His 14 goals and 11 assists in 34 games are fine in that context. But he’s capable of providing more.

Eichel bettered the 1.75 points per 60 minutes at five-on-five he had with the Knights four of his last five seasons in Buffalo. His 4.83 points per 60 minutes on the power play were the second-lowest of his seven-year career.

A stable offseason and full training camp should put him in position to improve those totals and show he’s the No. 1 center the Knights traded for.

“It’s nice to be somewhere, have some stability and be part of an organization like this,” Eichel said May 3.

2. Help out the goaltenders

The Knights didn’t have enough consistency in net last season. Some of that is on their goaltenders, some of it is on the skaters in front of them.

The team dropped from second in team save percentage in 2021 to 20th this past year. Robin Lehner and Laurent Brossoit had down years while battling injuries, while rookie Logan Thompson was a pleasant surprise.

All three goaltenders were put in difficult situations at times. The injury-plagued Knights often had to push for offense and left themselves exposed to odd-man rushes. They gave up the 14th-most high-danger scoring chances per 60 minutes in the NHL at five-on-five, and the third-most on the penalty kill.

The Knights need Cassidy’s schemes to curtail that next season. Lehner showed he could be successful behind a tight-checking system when he was a 2019 Vezina Trophy finalist with the New York Islanders.

“You can’t win if you’re not good defensively,” Cassidy said. “I think we’re a goaltender friendly style of play in terms of how we’re structured defensively.”

3. Develop young talent

The Knights’ farm system isn’t flush with talent but the cupboard isn’t bare, either. There are players who could provide cheap depth if they continue to take steps forwards.

Center Jake Leschyshyn and right wing Jonas Rondbjerg are two obvious candidates after playing 41 and 30 games last season, respectively. They are each 23-years-old with room to improve as bottom-six forwards.

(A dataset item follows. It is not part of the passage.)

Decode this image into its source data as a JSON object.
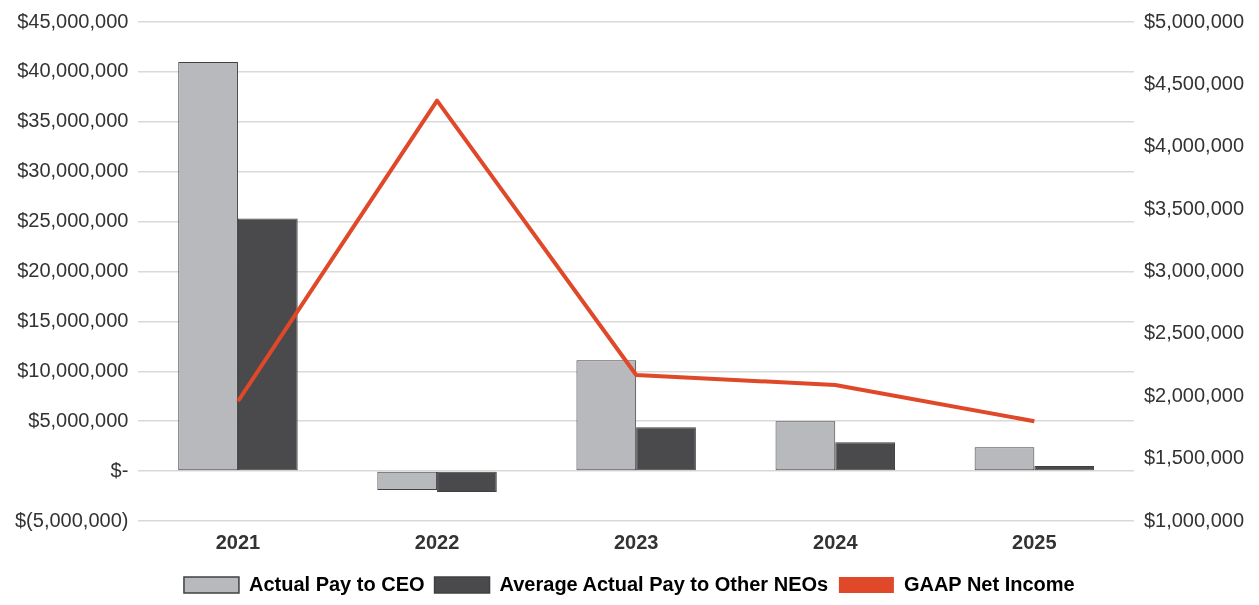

“Getting experience was huge for me,” Leschyshyn said. “When I was playing that bottom-six role and just trying to get offensive-zone time, I felt comfortable in that position. I think that’s something I’ll have to play if I want to be an important part of the team next year.”

Other options up front include prospects Ivan Morozov and Brendan Brisson. Morozov, 22, has already played professionally for years in Russia and could compete for time soon. Brisson, 20, has plenty of offensive promise but is still rounding out his game.

The Knights have plenty of blue liners in Henderson as well. Prospect Kaedan Korczak made his NHL debut last season, and draft picks like Layton Ahac, Daniil Chayka, Lukas Cormier and Peter DiLiberatore should start in the American Hockey League.